In this book, the author chooses not to demonstrate that adoption of The Ecological Thought will be successful in mitigating a global ecological crisis which he believes is already upon us: Rather, he assumes it to be self-evident that success will be the result. The majority of the book is spent in exploring the nature and interconnections of the Mesh. In particular, the author introduces a concept of “The Strange Stranger”, which he does not define but which emerges from his discussions as one or more aspects of The Mesh to which we are interconnected and that we may find disconcerting or frightening. Professor Morton appears to believe that it is very important that, as part of The Ecological Thought, we learn to accept (even love) these initially unwelcome Strange Strangers. Professor Morton also believes that The Ecological Thought will (or should) lead to new directions in scientific research (such as consciousness and suffering in animals and artificially intelligent systems), in the philosophy of ecology, which he believes must move from seeing a division between Nature and humanity to seeing the two as a holistic system within The Mesh, and ultimately in politics.
The two paragraphs above are my summary of the book. What else is there? What have I left out? The most solid underpinnings are the passages, drawn from evolution, in which the author illustrates the connections between earthly life forms, including humans. He occasionally quotes from poets such as Shelley, Milton, and Coleridge: Their relevance is much less easy to see. He also spends considerable time in one-sided debates with other humanist writers, most of whom he disagrees with. This may be of interest if you are a professor of the humanities but it is too arcane for those of us who are not. There is little else. The author offers no reason to believe that, even if it is widely adopted, The Ecological Thought will result in the mitigation of ecological catastrophe. The book gives no detail of what The Ecological Thought will look like, very little idea of what policies or actions may emerge, and no glimpse of what an “Ecologically Thought” future will look like.
What, then, of the concept of The Ecological Thought itself, to the extent that any picture of it emerges from the book? The name is new but the realization of the interconnectedness of humans, other earthly life, and the planet itself has probably occurred to all those who have seriously studied evolution, and the earth sciences. In studying those disciplines together with cosmology, it is impossible not to also grasp the fragility and insignificance of planet Earth and its living cargo. However, for most of us, the realization has not been developed into an explicit attitude towards ecology. Nor does this book undertake that step.
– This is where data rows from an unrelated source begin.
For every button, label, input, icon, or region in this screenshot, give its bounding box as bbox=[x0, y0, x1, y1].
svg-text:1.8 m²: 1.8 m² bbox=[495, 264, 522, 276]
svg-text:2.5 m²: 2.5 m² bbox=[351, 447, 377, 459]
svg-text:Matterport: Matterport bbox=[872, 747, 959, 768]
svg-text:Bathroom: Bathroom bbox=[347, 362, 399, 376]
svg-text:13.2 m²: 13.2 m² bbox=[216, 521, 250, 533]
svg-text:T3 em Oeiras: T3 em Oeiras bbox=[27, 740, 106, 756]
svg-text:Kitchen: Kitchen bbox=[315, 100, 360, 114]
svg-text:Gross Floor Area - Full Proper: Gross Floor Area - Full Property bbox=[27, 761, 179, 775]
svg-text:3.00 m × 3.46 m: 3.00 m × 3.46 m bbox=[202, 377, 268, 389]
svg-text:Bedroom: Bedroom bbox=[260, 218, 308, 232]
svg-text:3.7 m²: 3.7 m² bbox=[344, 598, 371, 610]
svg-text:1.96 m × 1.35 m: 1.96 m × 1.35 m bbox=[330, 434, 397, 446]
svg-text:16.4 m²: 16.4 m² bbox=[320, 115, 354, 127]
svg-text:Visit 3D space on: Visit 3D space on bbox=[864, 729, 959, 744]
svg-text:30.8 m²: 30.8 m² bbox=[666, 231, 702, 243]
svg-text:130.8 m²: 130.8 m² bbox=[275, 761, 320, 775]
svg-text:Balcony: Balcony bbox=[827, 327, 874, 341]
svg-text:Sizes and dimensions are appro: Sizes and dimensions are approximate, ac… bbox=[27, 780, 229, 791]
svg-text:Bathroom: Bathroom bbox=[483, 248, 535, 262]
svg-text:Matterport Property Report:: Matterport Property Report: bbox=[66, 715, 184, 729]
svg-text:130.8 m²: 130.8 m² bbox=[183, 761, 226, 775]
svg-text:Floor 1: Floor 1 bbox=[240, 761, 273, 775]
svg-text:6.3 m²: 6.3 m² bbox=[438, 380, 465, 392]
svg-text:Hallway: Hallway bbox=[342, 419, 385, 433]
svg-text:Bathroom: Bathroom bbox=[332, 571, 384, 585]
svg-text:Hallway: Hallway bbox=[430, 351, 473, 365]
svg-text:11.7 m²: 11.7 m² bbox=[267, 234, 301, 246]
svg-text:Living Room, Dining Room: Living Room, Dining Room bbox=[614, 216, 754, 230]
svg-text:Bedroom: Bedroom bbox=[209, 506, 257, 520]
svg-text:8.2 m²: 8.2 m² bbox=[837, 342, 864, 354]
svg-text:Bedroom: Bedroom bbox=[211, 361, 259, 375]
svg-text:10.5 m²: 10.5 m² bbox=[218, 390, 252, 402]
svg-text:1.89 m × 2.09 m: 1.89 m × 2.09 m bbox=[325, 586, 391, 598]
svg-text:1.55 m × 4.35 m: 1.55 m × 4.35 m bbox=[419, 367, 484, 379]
The intended audience for the book is not clear. The author does say that he hopes that people who are not specialists in critical theory will read the book. If it is intended for non-specialists in the humanities in general, it would seem that the author has lost touch with the rest of the world. Certainly as a non-specialist, I found the book to be very difficult to read. The writing is incoherent: Key terms (The Ecological Thought, Strange Strangers) are used extensively but not defined; there is no close reasoning and careful argument; the style comes across as pretentious, self-indulgent intellectual exhibitionism. The result is that meaning is obscured. In much of the book the author seems to believe that, if he tosses a heap of words onto the page, meaning will spontaneously emerge. An example of the book’s style is the following passage: “Environmental rhetoric is too often strongly affirmative, extraverted, and masculine; it privileges speech over writing; and it simulates immediacy (feigning one-to-one correspondences between language and reality). It’s sunny, straightforward, ableist, holistic, hearty, and “healthy”. Where does this leave negativity, introversion, femininity, writing, mediation, ambiguity, darkness, irony, fragmentation, and sickness?”. The only reasonably lucid passages are those where Professor Morton is drawing on Darwin; apparently his feet are held to the ground by Darwin’s own admirably clear writing.
The global ecological crisis requires stronger treatment than intellectual froth.